Sin duda, esta modalidad de lenguaje, a veces elusivo y otras identificador de un grupo de hablantes, no deja de tener interés por la capacidad de creación lingüística, y quizá también por la obligación de usar sistemas de mención basados en la imaginación, en la connotación, en la creación de universos verbales paralelos. Deberíamos pararnos a pensar que todo ello se asocia comúnmente el nacimiento de la poesía y la literatura.

Sin embargo, Frazer nos advierte de que este reparo al pronunciar los nombres, o sus lejanos cognados, no es exclusivo de la mujer hacia el marido o su parentela. En las islas occidentales del Estrecho de Torres el hombre no puede mencionar los nombres de sus suegros y cuñados. Algo parecido ocurre en las islas Banks de Melanesia, donde el tabú sobre los nombres que indican conexión por casamiento es incluso más estricto: « Dos matrimonios cuyos hijos se han casado entre sí tampoco pueden pronunciar sus respectivos nombres. Y no solamente todas estas personas tienen prohibido llamarse unos a otros por sus nombres; no pueden ni pronunciar palabras comunes que por casualidad sean idénticas a sus nombres o tengan alguna sílaba en común con ellos » (Frazer, op. cit. p. 297, s.) 

El miedo a los nombres es propio del pensamiento primitivo, y se advierte en el reparo a nombrar a algunas personas cuyos vínculos son sensibles. Son nombres tabuados los de los muertos, los personajes regios, personas sagradas, dioses, etc., que forman parte del acervo primitivo. Sin embargo, no deberíamos caer en la infatuación que el tiempo contemporáneo siente cuando se compara con las épocas primitivas. Frazer nos recuerda: « Porque a pesar de todo cuanto se haga y se diga, nuestras semejanzas con el salvaje son todavía mucho más numerosas que nuestras diferencias y lo que tenemos en común con él y conservamos deliberadamente como verdadero y útil lo adeudamos a nuestros antepasados salvajes… » (Frazer, op. cit. p. 312). 

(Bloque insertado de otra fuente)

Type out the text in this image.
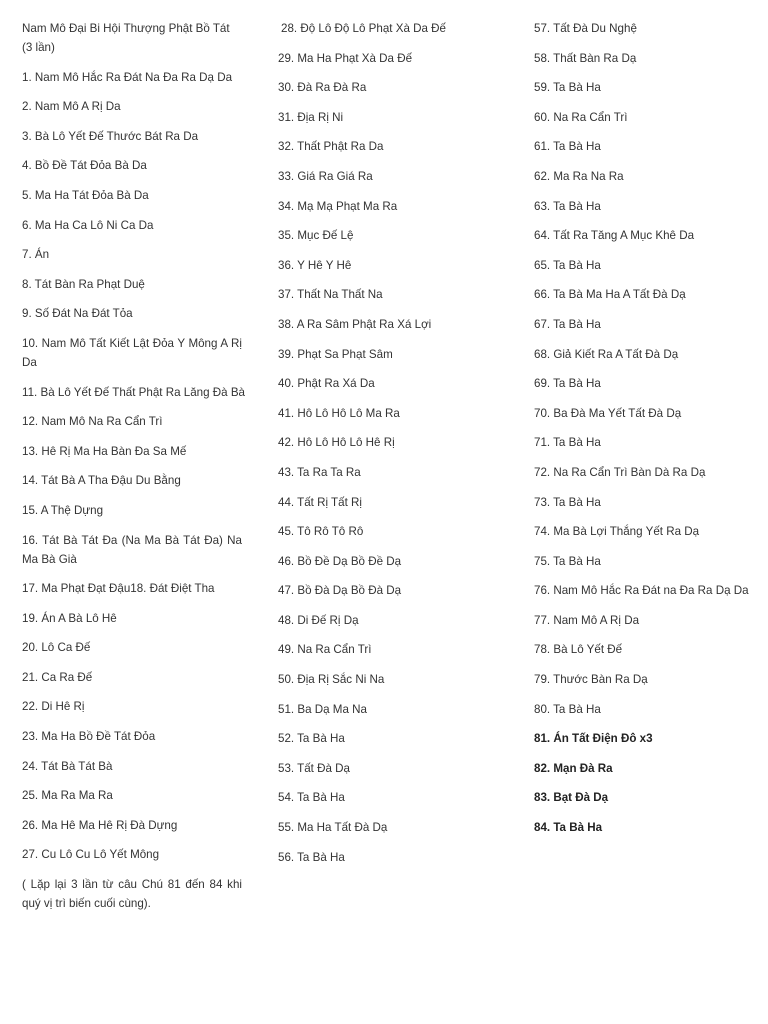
Nam Mô Đại Bi Hội Thượng Phật Bồ Tát (3 lần)
1. Nam Mô Hắc Ra Đát Na Đa Ra Dạ Da
2. Nam Mô A Rị Da
3. Bà Lô Yết Đế Thước Bát Ra Da
4. Bồ Đề Tát Đỏa Bà Da
5. Ma Ha Tát Đỏa Bà Da
6. Ma Ha Ca Lô Ni Ca Da
7. Án
8. Tát Bàn Ra Phạt Duệ
9. Số Đát Na Đát Tỏa
10. Nam Mô Tất Kiết Lật Đỏa Y Mông A Rị Da
11. Bà Lô Yết Đế Thất Phật Ra Lăng Đà Bà
12. Nam Mô Na Ra Cẩn Trì
13. Hê Rị Ma Ha Bàn Đa Sa Mế
14. Tát Bà A Tha Đậu Du Bằng
15. A Thệ Dựng
16. Tát Bà Tát Đa (Na Ma Bà Tát Đa) Na Ma Bà Già
17. Ma Phạt Đạt Đậu18. Đát Điệt Tha
19. Án A Bà Lô Hê
20. Lô Ca Đế
21. Ca Ra Đế
22. Di Hê Rị
23. Ma Ha Bồ Đề Tát Đỏa
24. Tát Bà Tát Bà
25. Ma Ra Ma Ra
26. Ma Hê Ma Hê Rị Đà Dựng
27. Cu Lô Cu Lô Yết Mông
( Lặp lại 3 lần từ câu Chú 81 đến 84 khi quý vị trì biến cuối cùng).
28. Độ Lô Độ Lô Phạt Xà Da Đế
29. Ma Ha Phạt Xà Da Đế
30. Đà Ra Đà Ra
31. Địa Rị Ni
32. Thất Phật Ra Da
33. Giá Ra Giá Ra
34. Mạ Mạ Phạt Ma Ra
35. Mục Đế Lệ
36. Y Hê Y Hê
37. Thất Na Thất Na
38. A Ra Sâm Phật Ra Xá Lợi
39. Phạt Sa Phạt Sâm
40. Phật Ra Xá Da
41. Hô Lô Hô Lô Ma Ra
42. Hô Lô Hô Lô Hê Rị
43. Ta Ra Ta Ra
44. Tất Rị Tất Rị
45. Tô Rô Tô Rô
46. Bồ Đề Dạ Bồ Đề Dạ
47. Bồ Đà Dạ Bồ Đà Dạ
48. Di Đế Rị Dạ
49. Na Ra Cẩn Trì
50. Địa Rị Sắc Ni Na
51. Ba Dạ Ma Na
52. Ta Bà Ha
53. Tất Đà Dạ
54. Ta Bà Ha
55. Ma Ha Tất Đà Dạ
56. Ta Bà Ha
57. Tất Đà Du Nghệ
58. Thất Bàn Ra Dạ
59. Ta Bà Ha
60. Na Ra Cẩn Trì
61. Ta Bà Ha
62. Ma Ra Na Ra
63. Ta Bà Ha
64. Tất Ra Tăng A Mục Khê Da
65. Ta Bà Ha
66. Ta Bà Ma Ha A Tất Đà Dạ
67. Ta Bà Ha
68. Giả Kiết Ra A Tất Đà Dạ
69. Ta Bà Ha
70. Ba Đà Ma Yết Tất Đà Dạ
71. Ta Bà Ha
72. Na Ra Cẩn Trì Bàn Dà Ra Dạ
73. Ta Bà Ha
74. Ma Bà Lợi Thắng Yết Ra Dạ
75. Ta Bà Ha
76. Nam Mô Hắc Ra Đát na Đa Ra Dạ Da
77. Nam Mô A Rị Da
78. Bà Lô Yết Đế
79. Thước Bàn Ra Dạ
80. Ta Bà Ha
81. Án Tất Điện Đô x3
82. Mạn Đà Ra
83. Bạt Đà Dạ
84. Ta Bà Ha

Estos sistemas de nombramiento reelaborado de la realidad es una forma de renovación de los usos de lenguaje. Frecuentar los márgenes del sistema comunicativo común es, por propia necesidad del esquema social o por respuesta rebelde a sus límites, la actividad que nutre el cambio lingüístico y la literatura. No es preciso insistir en que no ha debido ser ajena a esta vitalización del lenguaje y de la sociedad la presencia femenina, como tampoco es imprescindible subrayar que esta es la base del desarrollo de las civilizaciones. 

Sentimos la necesidad de añadir al panorama anterior que el nacimiento de la literatura también se basa en las narraciones de los chamanes cuando regresaban de sus trances extáticos —o otras experiencias iniciáticas extremas—, describiendo la comparecencia ante los dioses, la adquisición de virtudes místicas como la visión al trasluz de los cuerpos, o incluso el descenso a los infiernos (Mircea Eliade, Historia de las creencias y de las ideas religiosas. I. De la Prehistoria a los misterios de Eleusis. Madrid, pp. 35, s.).